On the basis of the projection map data received from the projection map generator 12 and the semantic segmentation result at the time (T−1), the semantic-segmentation projection section 13 generates projection semantic-segmentation data obtained by projecting the semantic segmentation result onto a captured image at the time (T), and outputs the generated data to the semantic-segmentation integration section 18.


On the basis of the projection map data received from the projection map generator 12, the unobserved region setting section 14 detects a region, in the captured image at the time (T), onto which the semantic segmentation result at the time (T−1) is not projected, that is, an unobserved region in which a position of a projection source in the projection map data is not indicated, and outputs data indicating the unobserved region to the update priority map generator 16.


Regarding a plurality of regions included in a captured image, the region-attribute-relationship determination section 15 determines a relationship between attributes recognized by the semantic segmentation being performed.
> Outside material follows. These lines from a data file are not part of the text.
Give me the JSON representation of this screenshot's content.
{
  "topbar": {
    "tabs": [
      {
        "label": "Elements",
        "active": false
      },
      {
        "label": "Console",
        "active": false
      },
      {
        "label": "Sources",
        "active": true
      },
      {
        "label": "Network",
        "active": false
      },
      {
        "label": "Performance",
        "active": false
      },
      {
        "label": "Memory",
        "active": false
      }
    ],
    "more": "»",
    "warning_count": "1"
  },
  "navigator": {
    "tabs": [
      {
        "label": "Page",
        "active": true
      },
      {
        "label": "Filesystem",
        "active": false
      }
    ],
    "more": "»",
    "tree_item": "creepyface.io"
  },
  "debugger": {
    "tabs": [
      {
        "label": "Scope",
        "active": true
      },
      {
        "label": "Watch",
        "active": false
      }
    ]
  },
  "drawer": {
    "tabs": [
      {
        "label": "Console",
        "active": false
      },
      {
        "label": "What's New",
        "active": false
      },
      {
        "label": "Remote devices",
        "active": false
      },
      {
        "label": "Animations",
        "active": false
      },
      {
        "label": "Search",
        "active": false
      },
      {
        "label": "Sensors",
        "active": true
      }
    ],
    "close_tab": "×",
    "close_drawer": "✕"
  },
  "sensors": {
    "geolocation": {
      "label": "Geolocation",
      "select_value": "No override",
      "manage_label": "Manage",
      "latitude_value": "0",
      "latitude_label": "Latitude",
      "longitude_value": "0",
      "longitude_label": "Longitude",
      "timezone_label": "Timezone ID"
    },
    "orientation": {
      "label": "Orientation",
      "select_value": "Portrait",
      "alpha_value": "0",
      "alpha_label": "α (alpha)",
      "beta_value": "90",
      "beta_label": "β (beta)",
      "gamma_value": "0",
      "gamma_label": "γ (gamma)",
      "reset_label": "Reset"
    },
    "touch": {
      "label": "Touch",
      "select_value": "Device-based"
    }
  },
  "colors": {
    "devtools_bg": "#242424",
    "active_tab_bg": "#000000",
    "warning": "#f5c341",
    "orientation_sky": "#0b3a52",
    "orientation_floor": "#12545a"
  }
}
For example, the region-attribute-relationship determination section 15 determines that there is a pedestrian or a bicycle on a sidewalk or a road surface when a region of a sidewalk or a road surface and a region of a pedestrian or a bicycle overlap.


On the basis of the unobserved region detected by the unobserved region setting section 14 and the relationship between attributes of regions that is determined by the region-attribute-relationship determination section 15, the update priority map generator 16 generates an update priority map in which the priority of update of semantic segmentation (the frequency of update) is set for each region of a captured image.
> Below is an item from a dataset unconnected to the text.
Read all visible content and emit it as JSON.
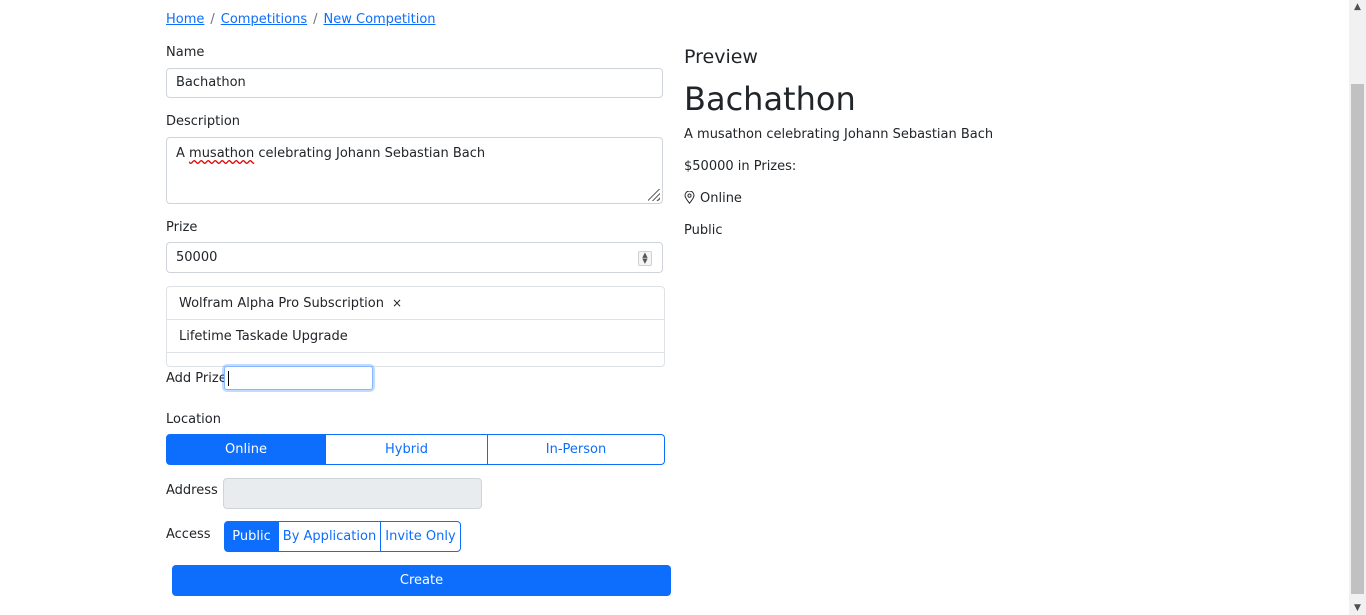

For example, the update priority map generator 16 gives a high update priority to an unobserved region, gives a low update priority to a region of a pedestrian on a sidewalk, and gives a high update priority to a region of a pedestrian on a road surface.


On the basis of the generated update priority map, the region semantic-segmentation section 17 performs semantic segmentation with respect to each region of the captured image at the time (T), and outputs a result of the semantic segmentation to the semantic-segmentation integration section 18.


The semantic-segmentation integration section 18 integrates the projection semantic-segmentation data at the time (T) that is received from the semantic-segmentation projection section 13 and region semantic-segmentation data at the time (T) that is received from the region semantic-segmentation section 17, and outputs data of a result of semantic segmentation with respect to the entirety of the captured image at the time (T).


The semantic-segmentation result data can be used to perform, for example, a cooperative control intended to implement a function of an ADAS or a cooperative control intended to achieve, for example, automated driving.


These functional blocks (a computer program) may be implemented in the outside-vehicle information detecting unit 7400 instead of the integrated control unit 7600. In this case, the cooperative control for an ADAS or automated driving is performed by the integrated control unit 7600 on the basis of the semantic-segmentation result data output by the outside-vehicle information detecting unit.


[Operation of Vehicle Control System]


Next, an operation of the vehicle control system having the configuration described above is described. This operation is performed by hardware such as the microcomputer 7600, the vehicle-mounted network I/F 7680, and the dedicated communication I/F 7630 of the integrated control unit 7600, and software (the respective functional blocks illustrated in FIG. 3) stored in, for example, the storage section 1690 working cooperatively.



FIG. 4 is a flowchart illustrating a flow of image recognition processing performed by the vehicle control system.


As illustrated in the figure, first, the relative movement estimator 11 acquires positional information regarding a position of a vehicle at a time (T−1) and positional information regarding the position of the vehicle at a time (T) (Step 101), and estimates a distance of a relative movement of the vehicle (the imaging section) from the time (T−1) to the time (T) (Step 102).


Subsequently, the projection map generator 12 acquires data of a distance between the vehicle and a subject in a captured image at the time (T−1) (Step 103), and generates projection map data on the basis of the distance data and data of the relative-movement distance (Step 104).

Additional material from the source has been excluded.